Enantiomers are a pair of compounds with the same atoms connected in the same way, but with opposite three-dimensional shapes. The simplest model for enantiomeric structures is the two hands, left and right

Exosome –
Exosomes are nano-sized extracellular vesicles that are produced by all cells. They are membrane-bound and range from 30–150 nanometers in diameter

Immunoassay –
a procedure for detecting or measuring specific proteins or other substances through their properties as antigens or antibodies

Insulin –
a hormone produced in the pancreas by the islets of Langerhans, which regulates the amount of glucose in the blood. The lack of insulin causes a form of diabetes.  Insulin is a small protein, but contains almost all structural features typical of proteins: α-helix, β-sheet, β-turn, high order assembly, allosteric T®R-transition, and conformational changes in amyloidal fibrillation.
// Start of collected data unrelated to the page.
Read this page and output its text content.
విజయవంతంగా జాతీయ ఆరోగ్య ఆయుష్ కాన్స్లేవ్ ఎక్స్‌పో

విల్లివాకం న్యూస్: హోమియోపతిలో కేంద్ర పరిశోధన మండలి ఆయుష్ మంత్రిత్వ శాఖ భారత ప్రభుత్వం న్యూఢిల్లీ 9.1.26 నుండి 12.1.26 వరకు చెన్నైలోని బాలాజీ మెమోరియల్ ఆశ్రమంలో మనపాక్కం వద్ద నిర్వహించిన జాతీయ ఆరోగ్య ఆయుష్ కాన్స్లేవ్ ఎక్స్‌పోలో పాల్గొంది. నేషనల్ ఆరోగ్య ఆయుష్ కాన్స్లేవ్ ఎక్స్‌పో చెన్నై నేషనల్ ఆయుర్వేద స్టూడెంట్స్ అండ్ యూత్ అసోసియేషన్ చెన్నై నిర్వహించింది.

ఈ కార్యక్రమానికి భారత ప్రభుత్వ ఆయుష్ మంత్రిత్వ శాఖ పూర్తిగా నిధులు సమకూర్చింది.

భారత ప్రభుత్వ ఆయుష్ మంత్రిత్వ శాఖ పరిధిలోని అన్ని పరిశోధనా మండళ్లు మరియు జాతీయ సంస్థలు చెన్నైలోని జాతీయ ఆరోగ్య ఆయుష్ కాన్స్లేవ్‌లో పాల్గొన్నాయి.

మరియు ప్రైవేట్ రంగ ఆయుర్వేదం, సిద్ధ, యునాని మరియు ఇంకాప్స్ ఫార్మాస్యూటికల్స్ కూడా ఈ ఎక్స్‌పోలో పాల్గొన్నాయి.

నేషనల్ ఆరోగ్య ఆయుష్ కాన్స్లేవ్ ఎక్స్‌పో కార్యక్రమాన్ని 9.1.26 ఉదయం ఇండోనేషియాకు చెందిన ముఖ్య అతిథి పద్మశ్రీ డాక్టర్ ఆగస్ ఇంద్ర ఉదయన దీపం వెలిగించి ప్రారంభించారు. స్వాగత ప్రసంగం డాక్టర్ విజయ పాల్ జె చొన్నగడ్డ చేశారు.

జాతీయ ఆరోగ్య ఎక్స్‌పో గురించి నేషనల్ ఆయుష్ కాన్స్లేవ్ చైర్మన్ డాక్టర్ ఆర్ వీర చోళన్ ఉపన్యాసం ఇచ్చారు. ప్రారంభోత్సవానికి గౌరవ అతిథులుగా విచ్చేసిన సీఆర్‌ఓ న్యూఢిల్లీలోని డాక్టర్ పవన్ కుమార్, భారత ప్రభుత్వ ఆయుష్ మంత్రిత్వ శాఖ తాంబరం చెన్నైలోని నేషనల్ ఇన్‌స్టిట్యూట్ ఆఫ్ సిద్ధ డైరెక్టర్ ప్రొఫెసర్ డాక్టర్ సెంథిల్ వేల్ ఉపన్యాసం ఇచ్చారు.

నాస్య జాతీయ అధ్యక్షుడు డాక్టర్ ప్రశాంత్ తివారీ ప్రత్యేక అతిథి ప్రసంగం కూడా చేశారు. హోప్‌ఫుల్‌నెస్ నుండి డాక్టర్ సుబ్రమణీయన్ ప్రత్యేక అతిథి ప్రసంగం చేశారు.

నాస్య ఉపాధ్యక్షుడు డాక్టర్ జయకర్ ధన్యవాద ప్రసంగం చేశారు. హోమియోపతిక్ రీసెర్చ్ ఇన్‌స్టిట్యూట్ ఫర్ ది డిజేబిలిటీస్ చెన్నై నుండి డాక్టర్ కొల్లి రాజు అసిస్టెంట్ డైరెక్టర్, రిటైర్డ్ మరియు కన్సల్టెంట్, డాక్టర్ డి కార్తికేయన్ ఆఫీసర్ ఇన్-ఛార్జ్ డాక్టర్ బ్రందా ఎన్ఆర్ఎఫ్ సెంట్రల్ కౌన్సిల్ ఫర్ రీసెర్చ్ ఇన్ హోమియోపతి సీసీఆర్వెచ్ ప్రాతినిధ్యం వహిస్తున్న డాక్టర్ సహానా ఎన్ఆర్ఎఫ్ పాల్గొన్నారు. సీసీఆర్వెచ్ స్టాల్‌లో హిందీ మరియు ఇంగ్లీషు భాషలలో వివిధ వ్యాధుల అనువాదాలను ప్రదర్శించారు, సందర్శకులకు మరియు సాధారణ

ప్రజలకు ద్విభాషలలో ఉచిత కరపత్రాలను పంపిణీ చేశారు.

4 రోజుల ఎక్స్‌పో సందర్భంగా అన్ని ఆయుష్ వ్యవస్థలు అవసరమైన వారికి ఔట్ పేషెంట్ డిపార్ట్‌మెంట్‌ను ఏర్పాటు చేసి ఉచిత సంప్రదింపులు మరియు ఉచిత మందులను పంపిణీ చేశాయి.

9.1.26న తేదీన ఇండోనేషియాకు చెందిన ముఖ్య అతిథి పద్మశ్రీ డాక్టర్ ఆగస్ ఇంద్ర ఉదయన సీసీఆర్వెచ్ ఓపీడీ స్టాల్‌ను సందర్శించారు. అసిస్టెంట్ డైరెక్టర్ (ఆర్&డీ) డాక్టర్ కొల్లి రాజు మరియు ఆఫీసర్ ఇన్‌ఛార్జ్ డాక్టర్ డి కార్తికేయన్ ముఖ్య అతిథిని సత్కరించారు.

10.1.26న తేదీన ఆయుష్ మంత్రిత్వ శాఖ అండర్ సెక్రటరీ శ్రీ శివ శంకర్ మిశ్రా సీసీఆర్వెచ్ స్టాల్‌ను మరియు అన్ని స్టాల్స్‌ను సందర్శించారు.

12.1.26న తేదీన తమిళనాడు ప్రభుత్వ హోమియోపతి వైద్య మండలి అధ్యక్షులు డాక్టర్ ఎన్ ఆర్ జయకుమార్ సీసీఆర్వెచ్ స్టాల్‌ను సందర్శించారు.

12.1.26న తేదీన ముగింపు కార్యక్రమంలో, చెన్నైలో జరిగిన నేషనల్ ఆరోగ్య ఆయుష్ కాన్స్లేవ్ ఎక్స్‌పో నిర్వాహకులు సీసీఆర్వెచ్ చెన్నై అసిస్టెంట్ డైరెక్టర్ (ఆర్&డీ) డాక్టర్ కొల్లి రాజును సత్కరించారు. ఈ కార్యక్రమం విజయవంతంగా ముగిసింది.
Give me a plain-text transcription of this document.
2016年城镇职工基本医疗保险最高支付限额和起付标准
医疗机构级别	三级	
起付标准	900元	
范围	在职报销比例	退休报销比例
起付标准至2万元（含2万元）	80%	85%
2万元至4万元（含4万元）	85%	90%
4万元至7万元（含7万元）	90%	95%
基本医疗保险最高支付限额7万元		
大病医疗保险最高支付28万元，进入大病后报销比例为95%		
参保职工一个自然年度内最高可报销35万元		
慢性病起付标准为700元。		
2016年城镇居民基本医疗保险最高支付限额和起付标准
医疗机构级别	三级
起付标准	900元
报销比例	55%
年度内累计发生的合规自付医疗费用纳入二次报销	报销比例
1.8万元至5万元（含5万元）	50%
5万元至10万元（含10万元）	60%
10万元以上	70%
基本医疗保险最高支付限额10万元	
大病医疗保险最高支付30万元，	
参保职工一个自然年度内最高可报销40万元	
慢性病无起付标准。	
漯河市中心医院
LFIA (Lateral Flow Immuno Assay) –
a diagnostic device that can detect or quantify biomolecules in complex samples.  Also known as immunochromatographic assays, lateral flow devices (LFDs), or rapid tests. They are usually self-contained, portable devices that are easy to use, fast, and inexpensive.

Ligand –
an ion or molecule attached to a metal atom by coordinate bonding.

Liquid Biopsy –
A non-invasive or minimally invasive procedure used for the detection and isolation of circulating tumor cells, circulating tumor DNA, and exosomes circulating in biological fluids. 
Assays of blood, urine, and other bodily fluids can be analyzed with an IACE-POC instrument to discover the presence, cause, and extent of any disease.


Moiety –
A fragment of a molecule, especially one that comprises an identifiable unit, e.g. an acetyl or pyridoxal phosphate group, a regulatory subunit.

Neurotensin –
a 13-amino acid peptide that is found in the brain and gut. It is a modulatory peptide that is expressed throughout the central nervous system and is involved in thermoregulation. Neurotensin is involved in the etiology of multiple diseases and disorders. Its physiological actions include: 
Hypertension, Vasodilation, Hyperglycemia, Inhibition of gastric motility

PCR (polymerase chain reaction) – 
Biomarker tests are a fast, highly accurate way to diagnose certain infectious diseases and genetic changes. The tests work by finding the DNA or RNA of a pathogen (disease-causing organism) or abnormal cells in a sample.

Proteoform –
A proteoform is a specific form of a protein. It is defined by its amino acid sequence and any post-translational modifications to that sequence.They are the different forms of a protein produced from the genome. They include a variety of sequence variations, splice isoforms, and post-translational modifications.
The diversity in protein structure contributes to the biological complexity observed in living organisms.  These are important in biology and medicine because understanding of biological systems relies upon knowledge of their elements.

Selectivity –
Quantification of achievement of degree of separation and demultiplexing of similar biomarker components present in a sample mixture or matrix.

Sensitivity –
Quantification of minimum detectable concentration of an analyte, expressed as a limit of detection, that can be accurately measured.

Sensitivity test –
A test that will correctly identify almost all individuals who likely have a disease, and that will rarely yield a false negative result.

Specificity –
Quantification of accuracy in assessing a single analyte in the presence of components which may be expected to be present in the sample matrix, such as interferences.

Specific test –
A test that will almost certainly always correctly rule out those who do not have a disease and will rarely yield a false positive result.